04 de novembro de 2014 | N° 17973
LUÍS AUGUSTO FISCHER
ALDEIAS EM METRÓPOLES
Amigos que vivem em São Paulo, Rio de Janeiro e Buenos Aires
já tinham me contado e defendido uma ideia, uma percepção, um fato, que só
agora, vivendo numa metrópole europeia, me parece realmente claro: quem vive
numa megacidade a rigor vive numa aldeia, cercada de outras aldeias.
Bem, vamos modular um pouco. Estamos falando de gente das
classes confortáveis, como o prezado leitor e eu. Gente com saldo no banco,
emprego razoável, aspecto palatável para os padrões dominantes. (No belo romance
Americanah, de Chimamanda Adichie, é citado um critério para detectar a
existência de racismo, que evoco aqui: está integrado sem problemas o sujeito
que, quando lê que determinado produto é “cor da pele”, não sente qualquer
desconforto, não se sente diminuído, não estranha.)
Deve haver algum padrão econométrico para isto: a partir de
certo volume de gente, digamos 2 milhões, a cidade, ao mesmo tempo que cria
problemas ambientais e administrativos em escala ampla, se subdivide
espontaneamente, transformando cada vizinhança num bairro, cada bairro numa
aldeia, com tudo que é preciso, de forma que o sujeito ali vive, consome e se
diverte, até trabalha por ali mesmo.
O outro lado é mais sutil: em cidades apenas-grandes, como
Porto Alegre e Montevidéu, Curitiba e Belo Horizonte, as pessoas (as mesmas, as
integradas, já disse) se sentem pertencendo à cidade como um todo, ao conjunto
da cidade. Se sentem responsáveis pelo destino geral da cidade, querem saber
dela em conjunto, falam dela como uma unidade. E se deslocam por toda a cidade,
o que os faz sentirem-se de algum modo do tamanho dela.
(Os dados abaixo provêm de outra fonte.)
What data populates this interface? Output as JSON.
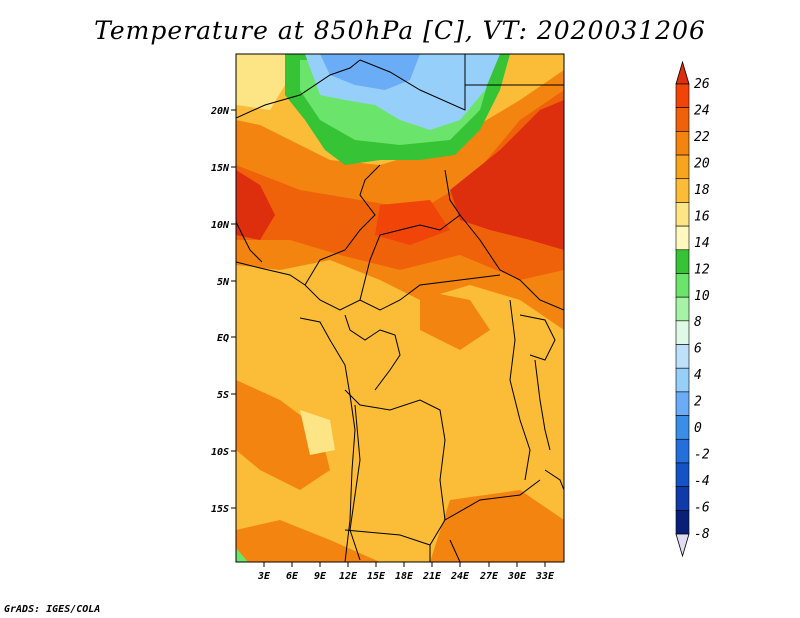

Não é assim na metrópole, em que se perde esse sentido de
conjunto. Na metrópole, o cara se restringe à sua aldeia, ao entorno imediato,
e o destino geral fica numa altura remota como as ideias de “país” ou
“continente”. Ninguém mora em São Paulo, no Rio ou em Paris – o cara mora na
Vila Mariana, em Botafogo, no 15ème.
Talvez as próximas gerações em Porto Alegre
passem a viver nesse padrão aldeia-metrópole. Sei lá.